The 21 superstores, valued at £352m, were part of a joint venture between the two companies, which saw Tesco making rent payments with inflation-linked increases to British Land.
In exchange for the superstores, British Land will take over Tesco’s stakes in three shopping centres, three retail parks and three standalone stores, with a total value of £381m. Tesco will continue to lease the stores at these sites at market rents. Tesco will receive £96m from the property company, reflecting the difference in values between the assets swapped.
Britain’s largest supermarket chain is overhauling its store portfolio after an aggressive expansion drive left it with too many unprofitable outlets, amid fierce competition from discounters Aldi and Lidl. Reeling from a sales slump and an accounting scandal, Tesco is shutting 43 stores including seven superstores and 30 convenience stores, and has abandoned a series of developments across the country.
Tesco’s new chief executive Dave Lewis said the property swap makes the grocer’s business “simpler and stronger”.
He said last year he identified the opportunity to increase the proportion of 3,300 UK stores owned by Tesco as freehold, which was 53% in October. “This transaction with British Land allows us to increase our ownership and thereby insulate more of our businesses from indexed rent reviews. We have a long way to go but it’s a transaction which takes us in the right direction.”
The property company, for its part, reduces its exposure to standalone food stores from 10% of the portfolio to 8%. The deal will also add £10m to 2016 profits, comprised of a £2m increase in rent and an £8m reduction in debt interest.
Charles Maudsley, head of retail & leisure at British Land, said the transaction “plays to our strengths of managing multi-let assets and gives Tesco more control of their stand-alone portfolio.”
The 21 Tesco superstores are across the UK, but Tesco did not disclose their locations. A spokesman said the deal forms part of plans to improve the company’s balance sheet. “It allows us to focus on our core business and British Land to focus on their core business.”
The grocer is giving up control of several shopping centres and retail parks where it is the leading tenant. The three malls are in Petersborough, Leicester and Londonderry, while the retail parks are in Milton Keynes, York and Bury. The standalone Tesco stores are in Southampton, Maidstone and Bromley by Bow, London.
Independent retail analyst Nick Bubb said: “Fair exchange is no robbery, but it is interesting to see the two sides. Tesco have given up control of various Tesco Extra-anchored shopping centres and retail parks and British Land are pleased that the deal further reduces its foodstore portfolio weighting and increases its exposure to multi-let retail parks and shopping centres.”
Retail analysts at Shore Capital said the “interesting” deal simplified Tesco’s business “a little”. “Whilst modest in the big scheme of things, we see this as an intelligent move with management de-risking the business a notch. The deals are further evidence of gradual improvement under Dave Lewis.”

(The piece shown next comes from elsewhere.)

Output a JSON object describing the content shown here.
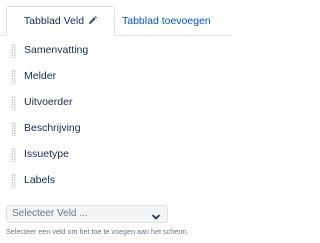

JPMorgan Cazenove’s property analyst Tim Leckie said it is a “savvy” deal for British Land, “swapping standalone food stores for higher yielding opportunity retail”.
Sue Munden, property analyst at Panmure Gordon, previously flagged up risks with British Land’s “significant exposure to Tesco and Sainsbury superstores” (12.3% of group income), and suggested conversion to retail parks could be a long term solution. “This £733m transaction is more elegant,” she said. “The deal effectively replaces standalone exposure with multi-let and Tesco anchored shopping centres and retail parks.”
It also emerged that another Tesco executive has jumped ship. Tesco’s online managing director Simon Belsham will become chief executive of fast-growing etailer Notonthehighstreet.com.